Ask Reuben

compact theme

I have scrollbars with Universal Rendering screens that I did not with Native Rendering.

How can I fit more in a Universal Rendering screen ?

What is the compact theme ?

In the recent 4.01.05 GBC release, there is a new theme, the compact theme.  Themes allow you to have different look and feels when viewing a Genero application.  Previous releases of the GBC have included a highcontrast theme to illustrate what can be done with themes in terms of altering colors and sizes to aid accessibility.  The new compact theme focuses on sizing and aims to have a 4.x Universal Rendering screen take a similar amount of space as a 3.x Native Genero Desktop  Client application.

The first image below shows screens from FGLDIR/demo rendered using :-

  • 3.20 GDC Native rendering (left)
  • 4.01.05 GDC Universal Rendering with the compact theme (center)
  • 4.01.05 GDC Universal Rendering with the default theme (right)


…I have arranged the 3 screens horizontally.  Hopefully you can see that the two left hand screens  (Native Rendering, and Universal Rendering with a compact theme) have similar row sizes and overall have similar heights whilst the screen on the right (Universal Rendering with the default theme) has larger row heights.

Before you say there is some differences, note that there is one extra row of data in the Topic table for 4.00 New Features in the 4.00 screens.  You can also think of the addition of the Chrome Bar at the top in 4.X is balanced out by the omission of the StatusBar panel at the bottom in 4.X.

This next image constructed using one of my busy screens in fgl_zoom shows how differences in width can result in the appearance of a scroll bar (arrowed) …



… The content of the top screen using the default theme is wider and results in a horizontal scrollbar.  Using the compact theme in the bottom screen, the content is narrower and the horizontal scrollbar disappears.

The compact theme means more data can be displayed in the space available and the concept is that this is similar to the amount of data that could be displayed in the native front-ends.

If you had not looked closely at GBC Themes before, there are many ways you can set the theme that is in use.  When a Genero application is running, the user can click on the settings icon and select the theme from a drop-down, as in the screenshot below …



The last used Theme is stored along with Stored Settings, and will be used next time you start a Genero application.

You can append ?theme=compact to the URL to force a particular theme at start-up, very handy, along with the gbc= parameter, in the development environment to compare differences.

Programmatically there are also front-calls you can use to list the current and available themes, and to set the theme at runtime.  This allows you to add functionality to store a theme with a user or some other record and allow the operator/system administrator to configure what theme they want to appear when a Genero application is started.

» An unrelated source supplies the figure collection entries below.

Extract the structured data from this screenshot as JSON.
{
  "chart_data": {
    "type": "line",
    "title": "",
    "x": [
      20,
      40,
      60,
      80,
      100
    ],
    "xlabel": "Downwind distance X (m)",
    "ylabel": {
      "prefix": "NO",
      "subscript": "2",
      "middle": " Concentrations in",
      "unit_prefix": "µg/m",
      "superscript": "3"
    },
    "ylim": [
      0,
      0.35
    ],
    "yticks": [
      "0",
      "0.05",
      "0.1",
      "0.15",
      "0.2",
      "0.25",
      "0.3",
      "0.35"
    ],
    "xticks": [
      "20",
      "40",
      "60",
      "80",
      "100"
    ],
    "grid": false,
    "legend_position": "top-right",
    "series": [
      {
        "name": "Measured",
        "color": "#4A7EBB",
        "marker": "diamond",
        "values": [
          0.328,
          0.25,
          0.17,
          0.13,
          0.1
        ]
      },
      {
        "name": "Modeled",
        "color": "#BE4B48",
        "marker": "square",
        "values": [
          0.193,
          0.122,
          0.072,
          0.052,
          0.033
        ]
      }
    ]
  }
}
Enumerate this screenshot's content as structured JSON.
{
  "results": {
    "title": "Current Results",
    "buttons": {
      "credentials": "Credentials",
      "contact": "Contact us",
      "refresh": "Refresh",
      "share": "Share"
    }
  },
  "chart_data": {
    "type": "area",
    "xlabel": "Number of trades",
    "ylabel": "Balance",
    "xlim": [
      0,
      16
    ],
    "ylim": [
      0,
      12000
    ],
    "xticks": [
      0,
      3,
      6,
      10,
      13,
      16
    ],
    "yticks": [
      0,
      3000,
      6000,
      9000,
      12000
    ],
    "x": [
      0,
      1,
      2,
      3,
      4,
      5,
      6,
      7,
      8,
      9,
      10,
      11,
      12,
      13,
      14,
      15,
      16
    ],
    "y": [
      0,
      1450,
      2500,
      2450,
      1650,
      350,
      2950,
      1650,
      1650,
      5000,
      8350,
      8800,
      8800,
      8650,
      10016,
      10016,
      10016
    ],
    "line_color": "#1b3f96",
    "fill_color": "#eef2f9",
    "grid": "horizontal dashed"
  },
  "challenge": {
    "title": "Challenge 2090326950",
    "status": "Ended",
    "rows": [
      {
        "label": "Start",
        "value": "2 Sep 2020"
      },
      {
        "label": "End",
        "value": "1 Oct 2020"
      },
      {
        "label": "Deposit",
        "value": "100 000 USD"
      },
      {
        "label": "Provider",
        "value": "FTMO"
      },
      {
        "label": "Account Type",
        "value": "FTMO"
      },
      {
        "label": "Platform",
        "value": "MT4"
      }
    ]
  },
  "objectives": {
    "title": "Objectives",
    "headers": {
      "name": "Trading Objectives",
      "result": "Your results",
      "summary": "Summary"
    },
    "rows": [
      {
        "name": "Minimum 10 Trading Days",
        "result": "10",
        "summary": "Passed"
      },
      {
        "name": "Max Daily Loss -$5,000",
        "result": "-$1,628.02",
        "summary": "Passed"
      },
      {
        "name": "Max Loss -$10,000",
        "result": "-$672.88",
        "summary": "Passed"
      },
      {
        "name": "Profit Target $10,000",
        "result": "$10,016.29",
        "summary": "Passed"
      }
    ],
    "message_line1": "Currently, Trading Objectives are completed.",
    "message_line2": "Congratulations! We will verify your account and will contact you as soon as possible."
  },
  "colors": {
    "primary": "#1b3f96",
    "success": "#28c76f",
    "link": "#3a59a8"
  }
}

You might want to use elements of the compact theme in your GBC customisation.  I would encourage you to dig in the GBC sources and determine how the compact theme is implemented.

With the GBC Project sources, look in custom.json, you will see …

    {
      "name": "compact",
      "title": "Compact",
      "uses": ["platform/browser", "colors/compact"]
    },

… this tells you that the compact theme is in the themes/platform/browser and themes/colors/compact directories.  The important files unique for compact are in the directory themes/colors/compact (the directory name colors may change in a later version as the purpose has changed over time) and if you peek in there you see just over 20 theme variables that are set to have a lower value than the default value….

{
  "theme-margin-ratio":               0.2,
  "theme-field-height-ratio":         0.6,
  "theme-field-default-height":       "20px",
  "theme-input-padding-top":          "1px",
  ...
  "theme-table-minimal-row-height":   17,
  ...
  "gbc-ChromeBarWidget-height": "18px",   
  ...
  "theme-sidebar-default-width": "40px"
}

So something like theme-field-height-ratio, instead of a default value of 0.7, will have a value of 0.6 in the compact theme.

In your own customisation, you can reference that file or you can pick and choose the values you want in your customisation.

If we add a dark theme, it will most likely be done in a similar fashion, only using theme variables that relate to color and not size.

A word of caution though, the default Universal Rendering values have evolved over the various incarnations of the Genero Web Client.  Touch screens, using fingers rather than mouse pointers, need to allow for the size of fingers when selecting rows, fields etc.   Whilst it may be tempting to use the compact theme so that you do not need to alter forms in moving to Universal Rendering on Desktop Clients, you may find the default Universal Rendering gives a better all round user experience.  The better solution maybe to tweak the layout of your forms so that it works well with the Universal Rendering defaults theme sizes.